Lexical Search
Lexical search is Oxidoc's default search engine. It uses BM25 — the same ranking algorithm behind Elasticsearch and Apache Lucene — to match pages by keyword relevance. It works out of the box with zero configuration.
Features
| Feature | Description |
| BM25 scoring | Industry-standard ranking with K1=1.2, B=0.75 tuning |
| Fuzzy matching | Levenshtein edit distance — tolerates typos automatically |
| Prefix matching | Results appear as you type, before finishing the word |
| Phrase boost | 5x score boost when query terms appear consecutively in content |
| Heading boost | 2x score boost for matches in page headings |
| Section scoring | Results link to the exact heading section, not just the page |
| CamelCase splitting | "CodeBlock" matches searches for "code" or "block" |
| Breadcrumb trails | Results show "Page > H2 > H3" navigation path |
| Context snippets | 160-character excerpt around the match, aligned to word boundaries |
| Lazy chunk loading | Only downloads index chunks matching the query's term prefixes |
How BM25 Works
BM25 (Best Matching 25) scores each page based on how often the query terms appear, normalized by document length:
- Term frequency — pages where the term appears more often score higher, with diminishing returns (saturation at K1=1.2)
- Inverse document frequency — rare terms are worth more than common ones
- Length normalization — short, focused pages aren't penalized against long ones (B=0.75)

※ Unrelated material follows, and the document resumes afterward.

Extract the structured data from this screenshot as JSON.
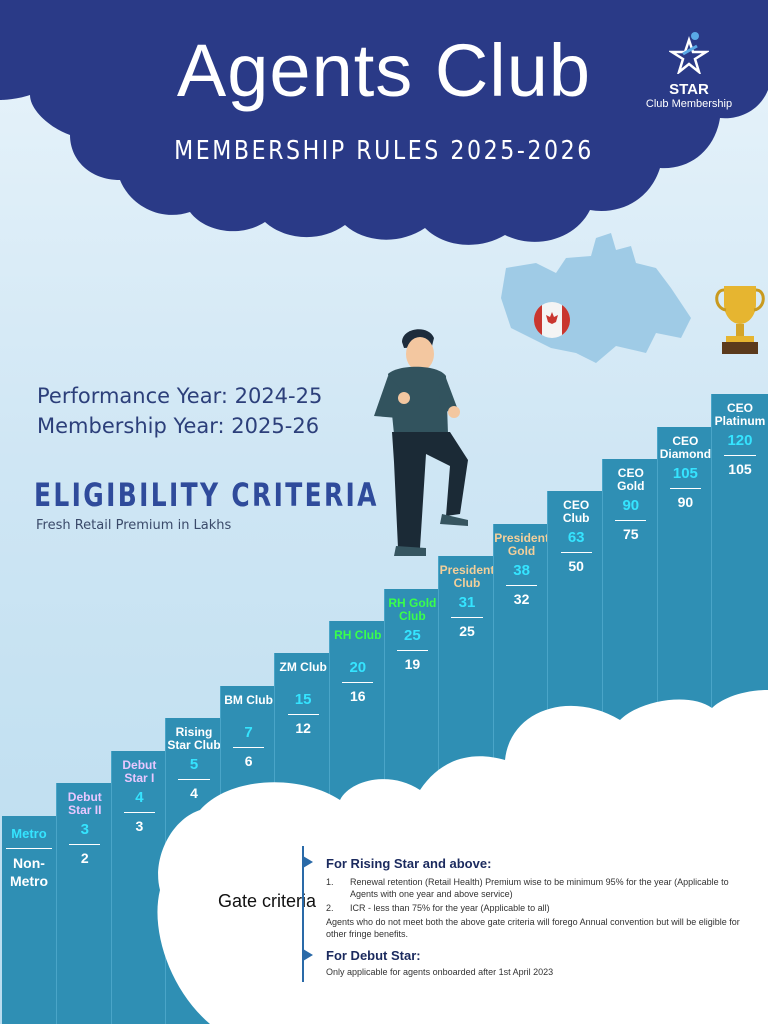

This means a concise page that mentions "versioning" 3 times ranks higher than a sprawling page that mentions it once in passing.
Fuzzy Matching
Oxidoc tolerates typos automatically based on term length:
| Term Length | Max Edits | Example |
| 1–3 chars | 0 | "css" → exact match only |
| 4–6 chars | 1 | "buld" → matches "build" |
| 7+ chars | 2 | "conifgure" → matches "configure" |
Fuzzy matching kicks in when an exact match isn't found. You don't need to configure it.
Section-Level Results
Results don't just link to a page — they link to the specific heading section where the match was found. Each result includes:
- Anchor link — clicking goes directly to the matching section
- Breadcrumb trail — shows the heading hierarchy (e.g., "Configuration > Theme > Dark Mode")
- Context snippet — 160-character excerpt from the matching section
Lazy Chunk Loading
The search index is split into chunks by 2-character term prefix (e.g., "co", "se", "bu"). When a user types a query:
- Oxidoc determines which chunks are needed based on the query terms
- Only those chunks are fetched from the server
- Previously loaded chunks are cached in memory
This means the browser never downloads the full index — only the small slices relevant to the current query. For large documentation sites, this keeps search fast regardless of total page count.
Index Size
The lexical index is compact. For a documentation site with ~50 pages:
search-meta.bin— ~20-50 KB (loaded once on page open)- Each
search-chunk-{id}.bin— ~1-10 KB (loaded on demand)
Total transfer per query is typically under 20 KB.